The language is expected to be in the fiscal 2016 defense bill the House Armed Services Committee will consider and vote on next week. While the details are being finalized, the goal of the legislation is to get the Pentagon to stop cutting military personnel while leaving its civilian force intact.
The proposal is considering the use of the performance-based standards of the previous National Security Personnel System to identify personnel for cuts, by weighting an employee’s performance top among all criteria. It also would require each of the Defense Department’s headquarters to cut a still-undetermined percentage of personnel.
On Tuesday, the Senate also said it would target Pentagon overhead in its version of the defense bill.
Secretary of Defense Ashton Carter told House Armed Services Committee Chairman Rep. Mac Thornberry, R-Texas, in March that he welcomed congressional assistance in dealing with the Pentagon’s growth in overhead.
“We’ve got to, got to, got to get after these headquarters,” Carter said. “These offices that were set up at a time…it seemed like a good idea at the time but have lost their purpose or lost their way…we need to be aggressive with ourselves.”

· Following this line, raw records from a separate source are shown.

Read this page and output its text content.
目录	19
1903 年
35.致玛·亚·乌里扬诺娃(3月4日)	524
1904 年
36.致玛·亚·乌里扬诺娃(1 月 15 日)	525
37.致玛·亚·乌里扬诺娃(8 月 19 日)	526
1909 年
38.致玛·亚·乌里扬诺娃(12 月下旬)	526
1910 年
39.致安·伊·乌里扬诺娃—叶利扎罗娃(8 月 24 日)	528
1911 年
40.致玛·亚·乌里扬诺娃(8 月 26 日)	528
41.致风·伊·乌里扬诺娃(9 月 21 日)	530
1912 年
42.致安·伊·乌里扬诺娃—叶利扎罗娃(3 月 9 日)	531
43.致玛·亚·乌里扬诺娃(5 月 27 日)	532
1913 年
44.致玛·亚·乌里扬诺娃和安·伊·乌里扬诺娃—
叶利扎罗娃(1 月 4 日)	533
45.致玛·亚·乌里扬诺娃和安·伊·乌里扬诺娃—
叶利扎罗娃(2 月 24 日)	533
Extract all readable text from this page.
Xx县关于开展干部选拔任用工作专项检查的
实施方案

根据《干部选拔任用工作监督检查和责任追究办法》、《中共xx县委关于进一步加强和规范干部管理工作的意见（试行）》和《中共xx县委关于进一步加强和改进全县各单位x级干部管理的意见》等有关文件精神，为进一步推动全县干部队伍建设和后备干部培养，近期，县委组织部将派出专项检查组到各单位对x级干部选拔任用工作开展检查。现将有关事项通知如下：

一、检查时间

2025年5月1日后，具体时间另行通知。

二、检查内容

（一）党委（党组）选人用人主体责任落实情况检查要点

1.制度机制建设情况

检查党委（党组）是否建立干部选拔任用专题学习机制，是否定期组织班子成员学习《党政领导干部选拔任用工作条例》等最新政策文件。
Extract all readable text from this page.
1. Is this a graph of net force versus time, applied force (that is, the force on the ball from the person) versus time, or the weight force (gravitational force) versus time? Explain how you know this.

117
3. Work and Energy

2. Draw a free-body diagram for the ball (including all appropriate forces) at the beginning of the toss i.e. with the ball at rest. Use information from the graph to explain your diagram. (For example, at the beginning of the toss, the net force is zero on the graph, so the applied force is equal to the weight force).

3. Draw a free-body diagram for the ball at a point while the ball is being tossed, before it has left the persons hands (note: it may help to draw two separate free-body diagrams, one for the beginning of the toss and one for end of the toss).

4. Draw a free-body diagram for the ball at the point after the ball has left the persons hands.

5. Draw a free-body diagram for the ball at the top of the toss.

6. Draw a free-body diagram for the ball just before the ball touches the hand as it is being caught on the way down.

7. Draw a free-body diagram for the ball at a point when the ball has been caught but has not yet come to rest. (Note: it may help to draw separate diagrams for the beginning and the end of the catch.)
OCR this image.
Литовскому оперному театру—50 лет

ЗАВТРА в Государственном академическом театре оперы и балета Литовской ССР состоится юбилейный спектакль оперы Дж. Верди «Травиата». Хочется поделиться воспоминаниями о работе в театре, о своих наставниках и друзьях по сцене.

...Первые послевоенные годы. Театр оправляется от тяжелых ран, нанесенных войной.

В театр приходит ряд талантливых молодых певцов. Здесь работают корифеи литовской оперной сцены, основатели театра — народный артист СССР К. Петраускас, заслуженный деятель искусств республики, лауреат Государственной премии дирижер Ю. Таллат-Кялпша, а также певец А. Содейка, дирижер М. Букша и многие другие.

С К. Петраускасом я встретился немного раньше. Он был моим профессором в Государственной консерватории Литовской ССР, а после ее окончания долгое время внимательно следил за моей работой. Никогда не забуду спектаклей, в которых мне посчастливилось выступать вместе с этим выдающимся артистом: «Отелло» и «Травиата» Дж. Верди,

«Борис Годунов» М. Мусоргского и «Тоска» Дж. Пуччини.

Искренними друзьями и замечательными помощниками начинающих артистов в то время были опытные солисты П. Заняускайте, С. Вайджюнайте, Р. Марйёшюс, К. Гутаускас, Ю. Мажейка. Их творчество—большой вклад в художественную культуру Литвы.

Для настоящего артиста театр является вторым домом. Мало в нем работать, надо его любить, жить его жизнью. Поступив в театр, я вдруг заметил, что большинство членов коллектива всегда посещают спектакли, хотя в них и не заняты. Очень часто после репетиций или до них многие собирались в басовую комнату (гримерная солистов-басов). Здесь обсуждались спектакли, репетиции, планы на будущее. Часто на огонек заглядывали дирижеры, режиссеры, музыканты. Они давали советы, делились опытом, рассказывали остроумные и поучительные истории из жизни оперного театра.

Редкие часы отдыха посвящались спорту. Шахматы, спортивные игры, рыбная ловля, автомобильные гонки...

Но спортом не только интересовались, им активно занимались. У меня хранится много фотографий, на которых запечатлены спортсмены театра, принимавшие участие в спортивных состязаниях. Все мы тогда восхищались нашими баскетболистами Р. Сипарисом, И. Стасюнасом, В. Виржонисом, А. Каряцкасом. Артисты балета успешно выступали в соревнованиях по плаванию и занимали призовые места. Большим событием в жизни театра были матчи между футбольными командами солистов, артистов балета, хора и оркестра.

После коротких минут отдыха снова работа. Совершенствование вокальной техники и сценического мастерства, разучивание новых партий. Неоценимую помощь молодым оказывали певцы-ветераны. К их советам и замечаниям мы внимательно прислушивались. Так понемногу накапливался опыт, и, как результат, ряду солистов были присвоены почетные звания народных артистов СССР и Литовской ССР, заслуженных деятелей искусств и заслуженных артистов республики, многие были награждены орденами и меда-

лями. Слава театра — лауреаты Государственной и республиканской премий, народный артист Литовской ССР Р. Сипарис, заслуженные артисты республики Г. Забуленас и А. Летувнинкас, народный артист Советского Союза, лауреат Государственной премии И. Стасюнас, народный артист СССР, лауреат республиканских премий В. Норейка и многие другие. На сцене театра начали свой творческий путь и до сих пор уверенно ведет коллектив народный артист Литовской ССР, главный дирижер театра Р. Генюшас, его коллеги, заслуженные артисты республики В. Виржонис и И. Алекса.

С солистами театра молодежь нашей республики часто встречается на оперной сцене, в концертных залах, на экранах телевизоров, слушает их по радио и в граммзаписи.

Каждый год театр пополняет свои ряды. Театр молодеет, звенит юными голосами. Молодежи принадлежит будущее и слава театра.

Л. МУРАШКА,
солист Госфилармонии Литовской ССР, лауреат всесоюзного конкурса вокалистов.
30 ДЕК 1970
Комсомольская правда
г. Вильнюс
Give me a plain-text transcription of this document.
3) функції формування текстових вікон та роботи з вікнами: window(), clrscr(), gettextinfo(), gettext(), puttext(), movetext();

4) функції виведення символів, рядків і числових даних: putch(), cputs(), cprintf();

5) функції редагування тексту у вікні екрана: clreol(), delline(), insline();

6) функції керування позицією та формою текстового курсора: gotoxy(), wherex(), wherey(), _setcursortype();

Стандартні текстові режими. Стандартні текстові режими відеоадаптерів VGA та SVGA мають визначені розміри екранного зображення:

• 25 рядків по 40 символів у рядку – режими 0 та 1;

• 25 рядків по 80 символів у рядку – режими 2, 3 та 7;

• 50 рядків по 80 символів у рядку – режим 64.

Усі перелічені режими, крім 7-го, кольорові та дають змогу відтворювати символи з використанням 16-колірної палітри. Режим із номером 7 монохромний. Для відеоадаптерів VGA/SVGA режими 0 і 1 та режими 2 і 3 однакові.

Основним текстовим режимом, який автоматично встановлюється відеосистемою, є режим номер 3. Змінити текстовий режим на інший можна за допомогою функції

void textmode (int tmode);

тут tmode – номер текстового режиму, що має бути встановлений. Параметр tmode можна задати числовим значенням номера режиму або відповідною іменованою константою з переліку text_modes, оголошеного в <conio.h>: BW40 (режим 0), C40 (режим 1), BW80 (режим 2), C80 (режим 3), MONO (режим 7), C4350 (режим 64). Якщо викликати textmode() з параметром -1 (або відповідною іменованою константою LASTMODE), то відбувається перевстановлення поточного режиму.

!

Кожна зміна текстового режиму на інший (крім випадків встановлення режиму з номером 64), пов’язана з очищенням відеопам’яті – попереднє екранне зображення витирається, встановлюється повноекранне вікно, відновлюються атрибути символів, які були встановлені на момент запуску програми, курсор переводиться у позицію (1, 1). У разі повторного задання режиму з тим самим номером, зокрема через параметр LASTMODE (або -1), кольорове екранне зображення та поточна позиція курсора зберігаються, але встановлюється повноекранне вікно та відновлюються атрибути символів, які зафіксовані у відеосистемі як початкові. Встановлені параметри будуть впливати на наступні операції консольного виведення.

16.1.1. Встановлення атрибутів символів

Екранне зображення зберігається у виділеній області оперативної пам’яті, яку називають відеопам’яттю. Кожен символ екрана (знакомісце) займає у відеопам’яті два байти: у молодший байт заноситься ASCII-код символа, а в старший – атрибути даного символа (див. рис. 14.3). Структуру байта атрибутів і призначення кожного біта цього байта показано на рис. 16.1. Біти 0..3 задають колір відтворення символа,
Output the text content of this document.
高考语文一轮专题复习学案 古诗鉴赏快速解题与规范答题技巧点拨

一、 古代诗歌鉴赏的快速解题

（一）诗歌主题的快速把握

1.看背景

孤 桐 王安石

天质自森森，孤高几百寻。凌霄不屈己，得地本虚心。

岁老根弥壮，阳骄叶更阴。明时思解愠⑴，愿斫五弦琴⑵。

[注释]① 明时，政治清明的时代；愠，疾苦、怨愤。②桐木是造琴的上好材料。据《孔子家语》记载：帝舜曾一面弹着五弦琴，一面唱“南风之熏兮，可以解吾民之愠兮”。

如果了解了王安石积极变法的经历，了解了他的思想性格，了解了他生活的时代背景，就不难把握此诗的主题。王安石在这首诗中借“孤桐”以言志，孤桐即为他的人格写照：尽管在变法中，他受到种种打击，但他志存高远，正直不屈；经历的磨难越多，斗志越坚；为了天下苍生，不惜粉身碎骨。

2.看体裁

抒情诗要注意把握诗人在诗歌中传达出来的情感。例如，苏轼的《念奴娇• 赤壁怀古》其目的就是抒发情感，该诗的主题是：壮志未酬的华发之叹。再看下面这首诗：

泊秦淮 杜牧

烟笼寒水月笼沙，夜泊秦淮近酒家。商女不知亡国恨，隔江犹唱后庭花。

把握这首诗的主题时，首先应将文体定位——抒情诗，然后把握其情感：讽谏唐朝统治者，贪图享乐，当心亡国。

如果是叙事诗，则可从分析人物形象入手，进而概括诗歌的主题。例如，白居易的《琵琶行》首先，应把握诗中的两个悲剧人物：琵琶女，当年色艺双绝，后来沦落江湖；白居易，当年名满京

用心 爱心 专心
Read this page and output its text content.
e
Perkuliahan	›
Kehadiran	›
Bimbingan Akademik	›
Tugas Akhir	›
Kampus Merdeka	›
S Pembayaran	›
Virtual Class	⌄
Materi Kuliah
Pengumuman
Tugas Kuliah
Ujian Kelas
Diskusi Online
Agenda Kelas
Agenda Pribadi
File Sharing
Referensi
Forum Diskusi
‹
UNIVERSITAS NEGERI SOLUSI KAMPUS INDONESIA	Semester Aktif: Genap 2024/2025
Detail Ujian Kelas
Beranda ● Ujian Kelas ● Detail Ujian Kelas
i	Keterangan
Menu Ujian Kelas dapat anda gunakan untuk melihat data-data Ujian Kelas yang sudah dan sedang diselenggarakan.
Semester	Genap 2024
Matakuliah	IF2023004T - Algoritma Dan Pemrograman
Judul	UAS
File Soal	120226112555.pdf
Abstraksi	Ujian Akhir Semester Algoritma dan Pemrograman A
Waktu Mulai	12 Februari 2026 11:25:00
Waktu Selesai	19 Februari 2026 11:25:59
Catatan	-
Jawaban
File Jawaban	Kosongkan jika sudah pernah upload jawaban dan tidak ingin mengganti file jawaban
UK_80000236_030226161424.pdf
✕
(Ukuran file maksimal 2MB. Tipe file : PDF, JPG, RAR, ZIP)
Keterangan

If passed, the provisions would raise the stakes for both parties to address the real-world costs of the Budget Control Act it passed in 2011, which forced the Pentagon and all other federal agencies to dramatically slash spending starting in 2013.
Since sequestration took effect in 2013, the military has cut about 77,000 troops. Meanwhile, the number of civilians has slightly increased by 3,000 positions. As a result of the growth in civilians and contractors over the years, and the shrinking troop strength, the number of uniformed military personnel — about 1.3 million — is matched almost one-for-one with the approximately 1.36 million civilians and contractors.
Update: An earlier version of this article reported the proposed bill would require a 1-for-1 ratio for any reductions in force, meaning that if the Pentagon cut one military member, it would need to cut one civilian and one contractor. A spokesman for the committee said that description of the legislation was not correct. Another committee staffer said, however, that that was the intent of the legislation, even if the specific one-for-one language was not in the text.